Here are the AUA 2015 take-home messages on sexual/dysfunction, presented by Landon Trost, MD.

Landon Trost, MD
Sexual Function/Dysfunction
  • Results of ultrasound-guided evaluation of erectile dysfunction depend on the anatomic placement of the probe on the penis.

  • Vascular risk factors do not predict hemodynamic outcomes.

  • Failure to achieve full stretched penile length predicts veno-occlusive dysfunction.

  • Use of audiovisual stimulation did not affect total erectile rigidity or number of intracavernosal injections required for treatment.

  • De novo Peyronie’s disease occurred in 17.4% of 276 men following radical prostatectomy, suggesting a need to address the issue during preoperative counseling.

  • Percutaneous stent revascularization of the internal pudendal artery is safe and appears promising.

  • Analysis of eight studies of extracorporeal shock wave lithotripsy for ED showed safety and clinically significant, durable improvement overall and across the individual trials. 

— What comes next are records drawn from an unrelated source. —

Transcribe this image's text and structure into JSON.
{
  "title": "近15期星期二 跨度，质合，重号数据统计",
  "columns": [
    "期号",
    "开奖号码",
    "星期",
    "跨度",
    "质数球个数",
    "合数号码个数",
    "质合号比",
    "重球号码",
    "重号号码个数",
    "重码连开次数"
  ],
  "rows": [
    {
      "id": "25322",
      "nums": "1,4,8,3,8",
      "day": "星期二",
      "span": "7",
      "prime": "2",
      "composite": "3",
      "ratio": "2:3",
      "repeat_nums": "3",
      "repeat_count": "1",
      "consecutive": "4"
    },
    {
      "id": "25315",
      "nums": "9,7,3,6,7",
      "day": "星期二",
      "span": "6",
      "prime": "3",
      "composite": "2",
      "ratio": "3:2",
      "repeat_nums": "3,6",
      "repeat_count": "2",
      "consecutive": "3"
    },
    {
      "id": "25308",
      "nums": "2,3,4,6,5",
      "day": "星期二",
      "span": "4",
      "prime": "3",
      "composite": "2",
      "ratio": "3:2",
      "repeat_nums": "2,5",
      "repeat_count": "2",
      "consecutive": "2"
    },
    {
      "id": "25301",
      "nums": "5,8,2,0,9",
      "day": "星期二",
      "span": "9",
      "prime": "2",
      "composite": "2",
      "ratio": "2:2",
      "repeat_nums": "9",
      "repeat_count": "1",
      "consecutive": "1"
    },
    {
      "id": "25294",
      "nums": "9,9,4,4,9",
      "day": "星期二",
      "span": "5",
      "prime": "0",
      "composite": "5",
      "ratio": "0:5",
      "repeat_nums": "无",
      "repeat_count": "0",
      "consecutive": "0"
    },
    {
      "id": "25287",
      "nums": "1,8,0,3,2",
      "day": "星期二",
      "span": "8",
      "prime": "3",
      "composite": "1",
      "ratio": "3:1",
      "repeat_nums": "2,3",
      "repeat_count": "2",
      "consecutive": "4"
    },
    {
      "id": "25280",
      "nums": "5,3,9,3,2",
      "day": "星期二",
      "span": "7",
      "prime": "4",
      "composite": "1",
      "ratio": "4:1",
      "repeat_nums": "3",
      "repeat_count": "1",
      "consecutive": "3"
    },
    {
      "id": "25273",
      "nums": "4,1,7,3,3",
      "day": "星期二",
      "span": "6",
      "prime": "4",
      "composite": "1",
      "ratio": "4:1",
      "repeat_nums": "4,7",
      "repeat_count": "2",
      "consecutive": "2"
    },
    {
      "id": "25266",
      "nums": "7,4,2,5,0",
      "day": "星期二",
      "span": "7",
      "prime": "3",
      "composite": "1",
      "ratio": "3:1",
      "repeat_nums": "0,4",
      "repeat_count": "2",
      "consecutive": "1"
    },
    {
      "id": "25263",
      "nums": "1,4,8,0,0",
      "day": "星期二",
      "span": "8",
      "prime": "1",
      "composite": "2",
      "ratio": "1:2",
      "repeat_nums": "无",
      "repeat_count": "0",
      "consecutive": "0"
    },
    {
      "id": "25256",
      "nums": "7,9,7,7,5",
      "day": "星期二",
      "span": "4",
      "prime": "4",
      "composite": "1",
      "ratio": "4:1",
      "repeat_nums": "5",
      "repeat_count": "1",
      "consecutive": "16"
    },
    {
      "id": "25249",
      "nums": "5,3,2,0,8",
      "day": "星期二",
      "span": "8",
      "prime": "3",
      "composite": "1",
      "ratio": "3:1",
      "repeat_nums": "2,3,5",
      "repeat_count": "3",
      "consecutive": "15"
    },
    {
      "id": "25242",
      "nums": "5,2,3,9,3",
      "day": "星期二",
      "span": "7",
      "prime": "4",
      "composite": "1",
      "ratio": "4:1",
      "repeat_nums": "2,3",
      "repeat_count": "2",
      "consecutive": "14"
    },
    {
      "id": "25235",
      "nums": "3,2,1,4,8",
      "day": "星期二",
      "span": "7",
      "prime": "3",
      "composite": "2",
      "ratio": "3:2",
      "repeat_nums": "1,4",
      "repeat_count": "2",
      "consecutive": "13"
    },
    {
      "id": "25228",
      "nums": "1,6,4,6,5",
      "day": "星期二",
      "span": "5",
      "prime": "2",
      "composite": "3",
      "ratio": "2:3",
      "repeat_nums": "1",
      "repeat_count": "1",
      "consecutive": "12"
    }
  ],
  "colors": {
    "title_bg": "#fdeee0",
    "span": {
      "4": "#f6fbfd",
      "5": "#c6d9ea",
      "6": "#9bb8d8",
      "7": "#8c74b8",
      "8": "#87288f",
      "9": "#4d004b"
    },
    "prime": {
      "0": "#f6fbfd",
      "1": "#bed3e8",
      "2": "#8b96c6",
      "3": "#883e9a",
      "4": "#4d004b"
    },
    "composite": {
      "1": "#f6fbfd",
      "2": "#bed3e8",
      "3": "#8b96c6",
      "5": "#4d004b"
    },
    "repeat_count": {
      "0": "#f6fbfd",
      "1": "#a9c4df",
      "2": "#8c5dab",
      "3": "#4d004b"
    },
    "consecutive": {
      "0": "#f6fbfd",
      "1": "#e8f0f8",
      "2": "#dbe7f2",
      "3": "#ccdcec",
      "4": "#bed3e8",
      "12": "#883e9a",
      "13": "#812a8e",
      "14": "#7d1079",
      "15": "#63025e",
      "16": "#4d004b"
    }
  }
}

  • Low-dose extracorporeal shock wave therapy improves erectile function in diabetic rats, and the effect is enhanced with the addition of sildenafil citrate (Viagra). Separately, researchers found that low-intensity pulsed ultrasound improved erections and restored endothelium and smooth muscle in diabetic rats.

  • Cultures of clinically non-infected implanted penile prostheses (IPPs) showed a threefold higher rate of positive cultures in uncoated versus coated devices.

  • A subcoronal incision for IPPs showed a 75% satisfaction rate and 3% infection rate at 90 days in >100 procedures.

  • Cardiac and pudendal arteries exhibited similar remodeling and calcium content, failing to support the hypothesis that ED precedes cardiovascular disease because of smaller arterial circumference.

  • Pericytes function as a cellular regenerator, suggesting a potential new target for ED therapy.

  • Pioglitazone (Actos) enhanced survival of pelvic ganglion in a preclinical model of pelvic nerve crush, suggesting a possible role in neuroprotection.

  • A study of timing of surgical repair for penile fracture showed that surgery initiated more than 8 hours after ER admission was associated with worse erectile function at 1 and 3 months.

  • Treatment of Peyronie’s disease was associated with a decrease in the rate of partners’ sexual dysfunction from 75% before treatment to 33.3% afterward.